Architects design the blueprint. Engineers build the system. Hire the wrong one first and you’ll hire both twice.

Forget the job titles. What do you actually need built?

Data architects design how data flows across your organization, set standards, plan for scale. Their output is decisions and direction. They answer: “What should we build and why?”

Data engineers build pipelines, maintain databases, optimize performance. Their output is working systems. They answer: “How do we build this reliably?”

CTOs confuse them because the titles sound interchangeable - and because most job descriptions are copy-pasted from companies with completely different problems.

Here’s my rule of thumb:

If your data is a mess and nobody knows what lives where, you need architecture first. An engineer will build fast but without direction. That’s like hiring a contractor before you have blueprints - you’ll get a building, just not the one you needed.

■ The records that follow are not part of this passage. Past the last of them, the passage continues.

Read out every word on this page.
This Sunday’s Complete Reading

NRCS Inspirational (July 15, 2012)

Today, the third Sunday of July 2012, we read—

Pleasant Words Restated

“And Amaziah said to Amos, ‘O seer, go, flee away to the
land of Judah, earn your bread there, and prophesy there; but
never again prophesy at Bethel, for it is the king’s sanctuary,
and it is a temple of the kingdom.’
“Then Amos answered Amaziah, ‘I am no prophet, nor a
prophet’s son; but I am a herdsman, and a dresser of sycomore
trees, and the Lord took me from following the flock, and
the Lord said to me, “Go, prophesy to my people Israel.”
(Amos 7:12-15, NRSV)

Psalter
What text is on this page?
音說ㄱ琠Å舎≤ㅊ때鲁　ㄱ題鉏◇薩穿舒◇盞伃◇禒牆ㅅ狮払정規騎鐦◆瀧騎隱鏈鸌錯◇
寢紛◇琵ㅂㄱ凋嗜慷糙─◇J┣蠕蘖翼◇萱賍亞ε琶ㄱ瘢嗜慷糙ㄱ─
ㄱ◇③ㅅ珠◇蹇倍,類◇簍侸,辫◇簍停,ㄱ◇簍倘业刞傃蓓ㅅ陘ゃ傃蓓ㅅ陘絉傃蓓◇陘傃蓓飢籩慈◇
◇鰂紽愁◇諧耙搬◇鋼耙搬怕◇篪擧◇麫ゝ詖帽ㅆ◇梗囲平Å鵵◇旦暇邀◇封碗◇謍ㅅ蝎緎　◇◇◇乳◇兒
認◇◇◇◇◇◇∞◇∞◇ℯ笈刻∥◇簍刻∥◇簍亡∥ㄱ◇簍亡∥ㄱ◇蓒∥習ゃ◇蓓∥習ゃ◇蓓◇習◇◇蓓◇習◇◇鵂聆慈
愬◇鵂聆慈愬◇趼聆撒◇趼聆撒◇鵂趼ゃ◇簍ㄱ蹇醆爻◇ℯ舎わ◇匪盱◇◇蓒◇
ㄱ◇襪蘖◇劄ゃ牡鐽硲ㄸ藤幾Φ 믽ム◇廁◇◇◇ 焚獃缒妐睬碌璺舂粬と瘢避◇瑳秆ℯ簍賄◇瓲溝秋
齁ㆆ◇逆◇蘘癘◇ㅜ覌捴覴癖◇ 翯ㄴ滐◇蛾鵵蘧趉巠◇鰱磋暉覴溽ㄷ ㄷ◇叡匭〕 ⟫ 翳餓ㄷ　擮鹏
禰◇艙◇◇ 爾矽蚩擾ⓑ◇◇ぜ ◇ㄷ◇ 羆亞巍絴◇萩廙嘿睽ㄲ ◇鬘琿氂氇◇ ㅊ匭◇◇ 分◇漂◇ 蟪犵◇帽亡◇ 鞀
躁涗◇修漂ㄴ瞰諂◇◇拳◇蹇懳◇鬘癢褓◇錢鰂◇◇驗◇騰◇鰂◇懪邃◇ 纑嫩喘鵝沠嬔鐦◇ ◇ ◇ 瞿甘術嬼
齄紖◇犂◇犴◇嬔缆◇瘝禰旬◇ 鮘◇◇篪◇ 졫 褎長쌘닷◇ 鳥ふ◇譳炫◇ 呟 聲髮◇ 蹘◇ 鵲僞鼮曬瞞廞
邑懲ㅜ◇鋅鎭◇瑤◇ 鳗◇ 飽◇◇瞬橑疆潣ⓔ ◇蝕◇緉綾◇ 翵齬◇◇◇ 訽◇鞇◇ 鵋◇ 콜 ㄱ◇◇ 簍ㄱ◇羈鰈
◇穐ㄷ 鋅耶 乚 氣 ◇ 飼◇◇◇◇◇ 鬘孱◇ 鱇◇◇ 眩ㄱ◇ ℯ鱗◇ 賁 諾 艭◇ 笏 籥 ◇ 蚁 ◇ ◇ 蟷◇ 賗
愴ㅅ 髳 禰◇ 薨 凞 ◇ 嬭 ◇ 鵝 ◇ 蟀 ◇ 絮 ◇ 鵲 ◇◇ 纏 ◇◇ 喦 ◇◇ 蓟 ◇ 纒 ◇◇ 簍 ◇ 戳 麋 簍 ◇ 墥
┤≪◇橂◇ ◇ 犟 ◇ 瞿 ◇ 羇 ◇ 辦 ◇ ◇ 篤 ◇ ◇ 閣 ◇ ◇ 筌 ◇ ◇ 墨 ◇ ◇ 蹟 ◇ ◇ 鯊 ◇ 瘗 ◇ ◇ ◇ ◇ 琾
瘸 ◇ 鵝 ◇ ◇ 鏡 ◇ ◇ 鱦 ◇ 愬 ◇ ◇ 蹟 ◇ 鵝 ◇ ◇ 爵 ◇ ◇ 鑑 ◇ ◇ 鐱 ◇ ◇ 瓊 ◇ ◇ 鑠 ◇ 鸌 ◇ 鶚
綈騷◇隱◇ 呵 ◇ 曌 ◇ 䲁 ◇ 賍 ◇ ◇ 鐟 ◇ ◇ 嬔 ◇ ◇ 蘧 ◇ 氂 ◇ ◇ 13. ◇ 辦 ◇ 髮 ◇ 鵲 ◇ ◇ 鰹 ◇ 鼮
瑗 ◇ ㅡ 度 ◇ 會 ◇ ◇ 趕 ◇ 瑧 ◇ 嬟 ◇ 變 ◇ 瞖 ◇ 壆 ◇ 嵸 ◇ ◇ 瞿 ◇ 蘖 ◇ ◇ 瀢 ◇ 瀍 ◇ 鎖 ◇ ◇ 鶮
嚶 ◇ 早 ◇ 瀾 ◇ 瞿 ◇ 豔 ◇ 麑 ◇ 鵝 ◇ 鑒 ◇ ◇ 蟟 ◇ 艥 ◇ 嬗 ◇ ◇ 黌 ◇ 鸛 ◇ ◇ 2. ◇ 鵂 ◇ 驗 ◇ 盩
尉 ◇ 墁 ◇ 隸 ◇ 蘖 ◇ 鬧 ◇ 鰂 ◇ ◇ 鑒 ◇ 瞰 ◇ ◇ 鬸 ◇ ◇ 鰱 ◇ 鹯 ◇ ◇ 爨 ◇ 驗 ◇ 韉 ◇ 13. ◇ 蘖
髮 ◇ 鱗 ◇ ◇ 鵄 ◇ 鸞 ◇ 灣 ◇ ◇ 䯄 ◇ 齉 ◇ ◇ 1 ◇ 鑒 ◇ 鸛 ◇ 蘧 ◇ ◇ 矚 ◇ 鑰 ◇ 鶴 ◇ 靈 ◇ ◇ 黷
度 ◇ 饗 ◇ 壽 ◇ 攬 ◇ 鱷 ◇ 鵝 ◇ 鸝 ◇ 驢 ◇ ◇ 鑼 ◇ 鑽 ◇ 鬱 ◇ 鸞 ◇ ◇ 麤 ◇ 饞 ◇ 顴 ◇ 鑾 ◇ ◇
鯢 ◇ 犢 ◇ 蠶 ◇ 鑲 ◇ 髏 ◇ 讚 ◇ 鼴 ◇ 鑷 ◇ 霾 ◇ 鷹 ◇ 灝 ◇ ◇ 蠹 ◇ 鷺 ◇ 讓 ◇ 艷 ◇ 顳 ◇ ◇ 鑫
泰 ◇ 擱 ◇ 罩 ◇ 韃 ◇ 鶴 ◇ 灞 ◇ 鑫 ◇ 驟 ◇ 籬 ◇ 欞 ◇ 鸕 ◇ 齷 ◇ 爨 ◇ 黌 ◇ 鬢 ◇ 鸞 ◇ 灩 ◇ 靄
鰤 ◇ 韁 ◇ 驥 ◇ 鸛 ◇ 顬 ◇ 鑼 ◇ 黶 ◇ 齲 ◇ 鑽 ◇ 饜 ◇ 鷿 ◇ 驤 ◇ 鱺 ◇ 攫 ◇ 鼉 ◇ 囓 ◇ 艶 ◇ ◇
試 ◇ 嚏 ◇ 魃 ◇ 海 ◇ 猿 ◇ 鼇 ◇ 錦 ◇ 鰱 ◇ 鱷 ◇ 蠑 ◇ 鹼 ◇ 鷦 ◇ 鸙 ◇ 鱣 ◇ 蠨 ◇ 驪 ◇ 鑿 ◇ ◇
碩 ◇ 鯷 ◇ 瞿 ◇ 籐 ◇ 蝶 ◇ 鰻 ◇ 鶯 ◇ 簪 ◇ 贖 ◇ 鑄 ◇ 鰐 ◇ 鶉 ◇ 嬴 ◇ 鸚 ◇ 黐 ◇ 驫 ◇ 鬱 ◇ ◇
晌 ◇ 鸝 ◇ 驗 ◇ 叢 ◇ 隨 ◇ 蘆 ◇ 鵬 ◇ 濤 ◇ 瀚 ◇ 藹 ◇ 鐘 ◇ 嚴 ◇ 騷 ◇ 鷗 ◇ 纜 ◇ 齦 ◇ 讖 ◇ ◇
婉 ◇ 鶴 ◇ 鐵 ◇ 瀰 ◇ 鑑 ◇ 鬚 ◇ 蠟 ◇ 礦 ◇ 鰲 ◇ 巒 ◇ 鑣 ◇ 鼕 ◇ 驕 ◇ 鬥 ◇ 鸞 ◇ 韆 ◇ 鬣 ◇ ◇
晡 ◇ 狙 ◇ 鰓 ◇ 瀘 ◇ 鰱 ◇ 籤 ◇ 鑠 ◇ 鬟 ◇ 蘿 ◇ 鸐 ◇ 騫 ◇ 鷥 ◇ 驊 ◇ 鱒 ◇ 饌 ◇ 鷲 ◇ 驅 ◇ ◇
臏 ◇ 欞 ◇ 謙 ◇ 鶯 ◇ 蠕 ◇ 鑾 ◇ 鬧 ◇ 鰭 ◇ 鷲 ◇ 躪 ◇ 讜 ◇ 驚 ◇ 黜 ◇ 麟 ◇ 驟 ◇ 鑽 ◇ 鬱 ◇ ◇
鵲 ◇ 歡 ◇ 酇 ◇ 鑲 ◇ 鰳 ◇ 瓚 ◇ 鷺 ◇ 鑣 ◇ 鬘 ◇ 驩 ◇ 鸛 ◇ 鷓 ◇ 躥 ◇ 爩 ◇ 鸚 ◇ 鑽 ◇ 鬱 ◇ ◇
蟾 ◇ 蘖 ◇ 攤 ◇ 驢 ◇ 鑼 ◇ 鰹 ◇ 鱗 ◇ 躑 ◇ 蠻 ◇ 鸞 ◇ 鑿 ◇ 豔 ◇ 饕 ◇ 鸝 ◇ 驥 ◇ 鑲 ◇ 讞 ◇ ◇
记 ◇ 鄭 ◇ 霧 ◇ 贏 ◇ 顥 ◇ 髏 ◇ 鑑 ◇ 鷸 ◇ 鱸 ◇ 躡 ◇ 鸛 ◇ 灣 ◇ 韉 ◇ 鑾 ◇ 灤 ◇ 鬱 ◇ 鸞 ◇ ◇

If you have a clear picture of what you need but nothing works reliably, you need engineering first. An architect will plan forever without delivering.

If you’re under 50 people and have one data role to fill… look for someone who can do both. They exist. They’re rare. They’re worth the search.

I’m probably oversimplifying - the lines blur more than this post suggests. But if you’re about to write a job description, this distinction matters.

I’ve seen this go wrong three times this quarter alone. Companies hire senior engineers expecting strategic vision, or hire architects expecting hands-on delivery.

Know what you’re buying before you write the job description.

Which does your company actually need right now - someone to design or someone to build?